When he implicitly credited his administration policies, as in when he said, "Businesses have created more than 3 million jobs"?
PolitiFact, what is wrong with you? You think the president calls himself "Businesses," like it's a nickname for himself? You think he looks himself in the mirror and says, "Hey, Businesses, looking good"?
After the economist Jared Bernstein and half of the English-speaking Internet L-so-O-L'ed at PolitiFact for screwing this up today, PolitiFact went back and revised their initial finding. They said this: "Our initial Half True rating was based upon an interpretation that Obama was crediting his policies for the jobs increases. But we've concluded that he was not making that linkage as strongly as we initially believed."
Now, we're back to something that calls itself PolitiFact, fact-checking the president saying thing A and thing B, both of which PolitiFact says are true.
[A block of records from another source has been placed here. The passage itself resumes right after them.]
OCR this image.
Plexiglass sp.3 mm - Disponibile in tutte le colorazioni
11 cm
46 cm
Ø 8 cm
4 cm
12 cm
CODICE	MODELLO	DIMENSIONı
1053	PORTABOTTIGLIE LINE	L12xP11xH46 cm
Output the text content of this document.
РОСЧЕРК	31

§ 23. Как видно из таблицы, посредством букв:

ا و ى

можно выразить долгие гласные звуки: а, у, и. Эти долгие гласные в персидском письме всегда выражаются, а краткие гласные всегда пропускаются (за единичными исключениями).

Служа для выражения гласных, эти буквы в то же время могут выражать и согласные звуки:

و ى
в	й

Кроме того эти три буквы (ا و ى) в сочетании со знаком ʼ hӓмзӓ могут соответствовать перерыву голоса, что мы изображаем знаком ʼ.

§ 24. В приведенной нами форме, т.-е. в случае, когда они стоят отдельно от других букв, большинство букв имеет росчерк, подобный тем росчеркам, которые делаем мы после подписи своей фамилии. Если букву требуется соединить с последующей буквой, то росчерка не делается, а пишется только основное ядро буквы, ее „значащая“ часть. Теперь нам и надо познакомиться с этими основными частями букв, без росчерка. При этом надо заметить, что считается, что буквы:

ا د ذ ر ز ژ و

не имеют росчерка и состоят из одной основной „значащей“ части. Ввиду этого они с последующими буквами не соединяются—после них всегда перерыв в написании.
What is their chastened, revised new rating for their fact check of the president saying two things that they admit are true? What's their new rating?
"Mostly True"! That's what they said.
PolitiFact, you are fired. You are a mess. You are fired. You are undermining the definition of the word "fact" in the English language by pretending to it in your name. The English language wants its word back.
You are an embarrassment. You sully the reputation of anyone who cites you as an authority on fact-ishness, let alone fact. You are fired.